Monday, March 7, 2011

Oatmeal-Raisin-Walnut Cookie/En Garde, Chocolat!

I'm extremely suspicious of people who do not like chocolate. I know, people who claim they looooove chocolate are dime-a-dozen; even confirmed connoisseurs can be easily found. But people who don't like chocolate? It's just not natural.

Even if you didn't, would you go around admitting that fact? You don't publicly admit "I don't like chocolate/children/Nature?", do you. I don't get it.

So when I have to bake for a chocolate non-lover, I make sure I do my homework. I search for that recipe that will help me forget the existence of cacao beans. It's hard, so I make sure I rope in my arsenal of brown sugar, butter and cinnamon.

Oatmeal-raisin cookies! I tend to make giant cookies, so I can have a cookie and wash it down with milk on those hurry-burried mornings where breakfast is not an option. Sometimes, I sneak peanut butter and chocolate chips into the dough. Or go down the spice route, incorporating ginger and orange zest, for a Body Shop Christmas-inspired cookie. Whilst I love chewy, soft cookies, when I give them to people, they think I'm an incompetent baker. True story.

So. I give you, a very basic crispy Oatmeal-raisin cookie, adapted from a popular AllRecipes recipe. Cookies are treacherous things; they flop quite often. This recipe is an easy entry into the wonderful world of cookies.

Oatmeal-Raisin-Walnut cookies.

Ingredients:

3/4 cup butter, at room temperature
3/4 cup granulated white sugar
3/4 cup packed light brown sugar
2 eggs, at room temperature
1 teaspoon vanilla essence
1 1/2 cups all-purpose flour (maida)
1 teaspoon baking soda
1/2 tsp baking powder.
1/2 a cinnamon bark or 3/4 tsp ground cinnamon
1/2 teaspoon salt
2 3/4 cups Quaker Oats
3/4 cup raisins, steeped in hot water for 5 minutes and drained.
1/2 cup walnuts, chopped.

Method:
Preheat the oven to 190 degrees Celsius.


Grind the coarse sugar with bits of cinnamon in your mixie just until it's gritty, NOT fine.

Cream the butter, the white sugar and the brown sugar until smooth.


Whisk the eggs separately. Or you can skip this and add the eggs straight.
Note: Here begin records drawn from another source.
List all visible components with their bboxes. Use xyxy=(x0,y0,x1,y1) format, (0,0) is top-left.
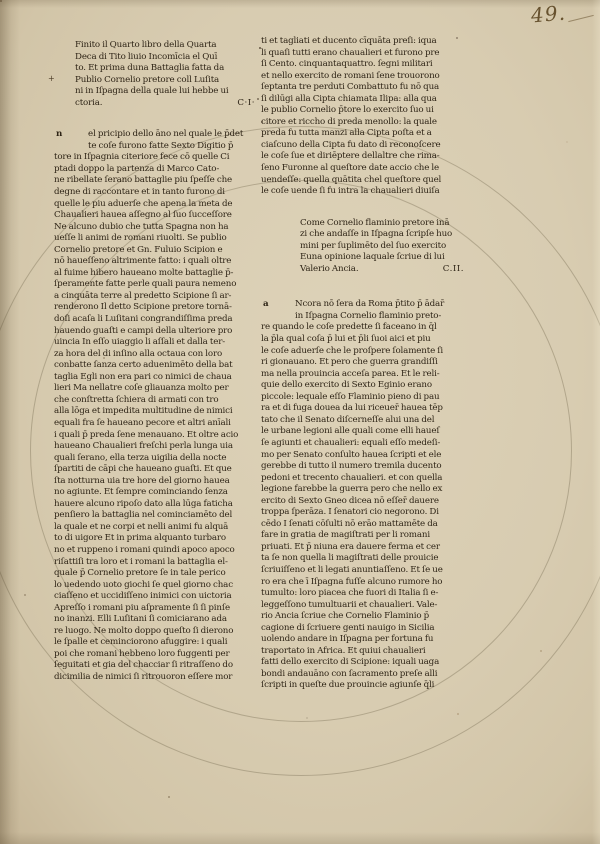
chapter1-body-indented-lines: el pricipio dello āno nel quale le p̄det… xyxy=(54,129,257,152)
chapter2-body-text: re quando le coſe predette ſi faceano in… xyxy=(261,322,468,692)
chapter2-number: C.II. xyxy=(443,264,464,276)
guide-letter-n: n xyxy=(56,129,62,141)
chapter1-body-text: tore in Iſpagnia citeriore fece cō quell… xyxy=(54,152,257,683)
chapter2-rubric-end: Valerio Ancia. C.II. xyxy=(300,264,464,276)
chapter1-rubric-text: Finito il Quarto libro della Quarta Deca… xyxy=(75,40,255,98)
chapter2-body-indented-lines: Ncora nō ſera da Roma p̄tito p̄ ādar̄ in… xyxy=(261,299,468,322)
guide-letter-a: a xyxy=(263,299,268,311)
book-page-scan: 49. + Finito il Quarto libro della Quart… xyxy=(0,0,600,844)
chapter1-number: C·I· xyxy=(237,98,255,110)
right-column: ti et tagliati et ducento cīquāta preſi:… xyxy=(261,36,468,692)
chapter1-continuation-text: ti et tagliati et ducento cīquāta preſi:… xyxy=(261,36,468,198)
chapter2-rubric-last-line: Valerio Ancia. xyxy=(300,264,358,276)
chapter1-body: n el pricipio dello āno nel quale le p̄d… xyxy=(54,129,257,683)
chapter2-rubric: Come Cornelio flaminio pretore inā zi ch… xyxy=(300,218,464,276)
page-edge-shadow-top xyxy=(0,0,600,8)
chapter1-rubric-end: ctoria. C·I· xyxy=(75,98,255,110)
chapter2-body: a Ncora nō ſera da Roma p̄tito p̄ ādar̄ … xyxy=(261,299,468,692)
pen-stroke xyxy=(568,15,593,22)
paper-specks xyxy=(0,0,2,2)
page-edge-shadow-bottom xyxy=(0,832,600,844)
folio-number: 49. xyxy=(530,1,567,28)
chapter2-rubric-text: Come Cornelio flaminio pretore inā zi ch… xyxy=(300,218,464,264)
chapter1-rubric: Finito il Quarto libro della Quarta Deca… xyxy=(75,40,255,109)
left-column: Finito il Quarto libro della Quarta Deca… xyxy=(54,40,257,684)
chapter1-rubric-last-line: ctoria. xyxy=(75,98,102,110)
Add it into the batter with the vanilla. Beat until smooth.

In a separate bowl, stir together the maida, baking powder and baking soda. Fold into the batter. 

Fold in the oats. Stir the nuts and raisins.

Don't over mix or use a hand mixer for dry ingredients. I can say this each time I do a baking post, and it still won't be enough to drive home the point... it took me several flops to accept this.

I usually wrap the dough in cling film and refrigerate the dough for half an hour.


On a baking tray lined with aluminium foil (ungreased), drop a mini-scoop of ice cream shaped ball of cookie dough. Flatten it.

Bake for 8-10 minutes, until the edges are slightly brown.

Do a test run with the cookies. Just so you know how much they spread out or puff up, and more crucially, how long they take. If you bake for fewer minutes, you'll have chewy cookies.

Take them out of the oven. Cool them in their sheets for ten minutes. Transfer to a wire rack, and let them cool completely.


Store in an airtight tin. Or leave them unattended, so they can be gobbled up.


Tie pretty ribbons around them, so ideal for gifting. The non-pretty ones can be sandwiched with butterscotch ice-cream, frozen, softened, and eaten. Yum.


Freeze between sheets of butter-paper. Thaw for an easy
ice-cream sandwich!


I ate quite a bit of the dough and the crumbly bits. The chocolate-hating girl these were baked for did call me mental when I told her on PMS-days I eat Chocos for breakfast and Nutella on Wholegrain bread (healthy, but the Nutella kills any little gram of healthiness that remained) for lunch. Justifies the stealing.

2 comments:

  1. a) I definitely don't like you anymore.

    b) Where is the easy to make grad student food recipes you promised?

    ReplyDelete
  2. a)You know you love me. Lol.

    b)Scroll up! And don't give me bull about being semi-vegetarian.